Draadloze digitale DECT−telefoon
Gebruiksaanwijzing
OSLO 501
− Veiligheidsinstructies −
1 Veiligheidsinstructies
Lees deze gebruiksaanwijzing aandachtig door.
1.1 Bedoeld gebruik
Deze telefoon is geschikt voor telefoneren binnen een telefoonnet. Alle
overige toepassingen zijn niet−bedoeld. Eigenmachtige wijzigingen of ombouw zijn niet toegestaan. Maak het apparaat in geen geval zelf open en
probeer het niet zelf te repareren.
1.2 Standplaats
De telefoon is ontworpen voor gebruik binnenshuis en binnen een temperatuurbereik van –10 °C tot 30 °C. Het basisstation mag niet worden neergezet in vochtige ruimten zoals bad of waskeuken. Voorkom buitensporige
belasting door rook, stof, schokken, chemicaliën, vocht, hitte of directe zonnestraling. Plaats het basisstation altijd minimaal 1 meter uit de buurt van
andere elektronische apparaten, omdat anders storingen kunnen optreden.
Gebruik de handset niet op plaatsen waar ontploffingsgevaar kan heersen.
1.3 Netadapter
Gebruik alleen de bijgeleverde netadapter omdat andere netadapters de telefoon kunnen beschadigen. U mag de toegang tot
de netadapter niet versperren door meubels of andere voorwerpen.
1.4 Toestelaansluitsnoer
Let bij het vervangen van het bijgeleverde toestelaansluitsnoer op identieke stekkers.
1.5 Oplaadbare accu’s
Gooi accu’s niet in het vuur en dompel ze nooit onder in water.
1.6 Stroomuitval
Bij stroomuitval kunt u niet langer met de telefoon telefoneren. Houd voor
noodgevallen een telefoon met snoer achter de hand, die zonder externe
stroomvoorziening werkt.
1.7 Huiscentrales
U kunt de telefoon aansluiten op een huiscentrale.
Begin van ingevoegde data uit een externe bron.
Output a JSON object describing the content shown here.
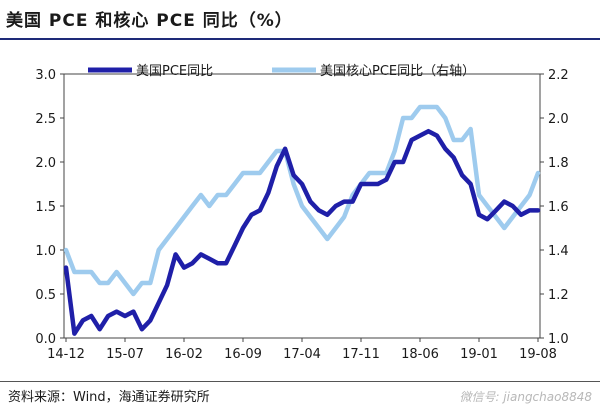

Er kan niet worden ge-
garandeerd dat de telefoon met elke huiscentrale functioneert.
1.8 Informatie over medische apparaten
Gebruik de telefoon niet in de buurt van medische apparaten. Beïnvloeding
van pacemakers kan niet volledig worden uitgesloten. DECT*−telefoons
kunnen in gehoorapparaten een onaangename bromtoon veroorzaken.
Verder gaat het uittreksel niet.